THE PANAMA CANAL: SOVEREIGNTY AND SECURITY

(By Hanson W. Baldwin)

The future security and well-being of the United States are threatened by the administration's proposed abandonment of sovereignty over the Panama Canal and the Canal Zone.

Any such action would have global consequences, nowhere more adverse than in the Caribbean Sea-Gulf of Mexico area. The vital interests of a nation can be defined in territorial and regional terms or as political, psychological, economic, or military interests. By any and all of these yardsticks, the security of the Caribbean, the ability of the United States to control the Caribbean in war and to be a dominant influence there in peace, is vital to our country.

THE STRATEGIC IMPORTANCE OF THE CANAL

These southern seas have been considered essential to U.S. security since the time of Thomas Jefferson and the enunciation of the Monroe Doctrine. The great importance of the Caribbean has been restated in modern terms by Alfred Thayer Mahan and all succeeding generations of strategists. In fact, in a strategic sense the Caribbean-Gulf of Mexico area must be considered the mare nostrum of the United States. Unless we are capable of controlling it, we are, indeed, undone.

Yet that capability has already been gravely weakened; the turning point was the Communists' seizure of power in Cuba, the Caribbean's most important island, only ninety miles from our shores. Soviet Migs flying in Cuban skies, Soviet submarines calling at Cuban ports, and the hammer and sickle flaunting its red blazon of revolution across the area are both cause and symbol of the deterioration in the past fifteen years of U.S. security on our southern flank. Our own mistakes and weaknesses have cost us dearly; the infiltrators are within the outer walls, and what should be our island speckled ramparts are becoming today the soft underbelly of North America.

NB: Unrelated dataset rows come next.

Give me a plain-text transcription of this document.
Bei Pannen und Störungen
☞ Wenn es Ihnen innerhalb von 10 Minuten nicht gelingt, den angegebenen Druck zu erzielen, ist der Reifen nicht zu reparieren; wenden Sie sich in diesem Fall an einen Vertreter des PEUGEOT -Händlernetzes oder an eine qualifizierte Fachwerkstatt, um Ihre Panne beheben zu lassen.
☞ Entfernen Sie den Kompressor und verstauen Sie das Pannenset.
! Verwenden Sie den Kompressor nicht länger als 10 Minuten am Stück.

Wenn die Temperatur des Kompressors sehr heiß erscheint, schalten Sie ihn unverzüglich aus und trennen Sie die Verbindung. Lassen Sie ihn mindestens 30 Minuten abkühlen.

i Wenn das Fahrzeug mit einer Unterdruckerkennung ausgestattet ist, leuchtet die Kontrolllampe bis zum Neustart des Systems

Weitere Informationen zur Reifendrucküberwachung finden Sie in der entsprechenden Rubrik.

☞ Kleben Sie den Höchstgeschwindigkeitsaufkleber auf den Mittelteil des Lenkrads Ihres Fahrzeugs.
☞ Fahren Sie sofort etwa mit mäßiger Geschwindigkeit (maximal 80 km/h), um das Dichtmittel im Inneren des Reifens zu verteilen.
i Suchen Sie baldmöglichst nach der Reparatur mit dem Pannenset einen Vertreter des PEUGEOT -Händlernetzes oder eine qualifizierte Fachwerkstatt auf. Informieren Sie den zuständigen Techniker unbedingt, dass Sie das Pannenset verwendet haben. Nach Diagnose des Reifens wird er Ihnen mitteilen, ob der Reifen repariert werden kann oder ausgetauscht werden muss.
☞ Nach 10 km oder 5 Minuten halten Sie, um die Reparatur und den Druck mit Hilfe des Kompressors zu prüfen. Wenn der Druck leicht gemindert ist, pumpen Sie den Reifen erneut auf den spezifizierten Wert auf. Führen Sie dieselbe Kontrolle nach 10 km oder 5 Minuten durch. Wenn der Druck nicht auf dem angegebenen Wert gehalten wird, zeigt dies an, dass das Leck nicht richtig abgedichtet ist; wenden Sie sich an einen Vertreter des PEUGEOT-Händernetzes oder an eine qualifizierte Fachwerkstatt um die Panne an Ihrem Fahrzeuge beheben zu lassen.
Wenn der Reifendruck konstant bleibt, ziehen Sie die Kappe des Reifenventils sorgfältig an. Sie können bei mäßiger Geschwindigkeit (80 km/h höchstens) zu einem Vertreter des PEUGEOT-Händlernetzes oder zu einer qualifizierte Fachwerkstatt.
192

It is in this broad perspective the future of the Caribbean-Gulf of Mexico area-that any basic change in the status of the Panama Canal must be judged, for any such change will profoundly affect our interests in the area and hence, ultimately, our political, psychological, economic, and military security. And, in an even larger, global sense, any retreat or major concession in Panama in the face of the threats of General Omar Torrijos, the Panamanian dictator, can only be interpreted around the world as scuttle-and-run, further proof of the weakening of the will and resolution of the United States. Faith in promises made, belief in the power of a nation and its will to use it in defense of its own interests, is the coin of international respect; since Castro, Vietnam, Angola, the credibility of the United States has been severely impaired and our international solvency in doubt.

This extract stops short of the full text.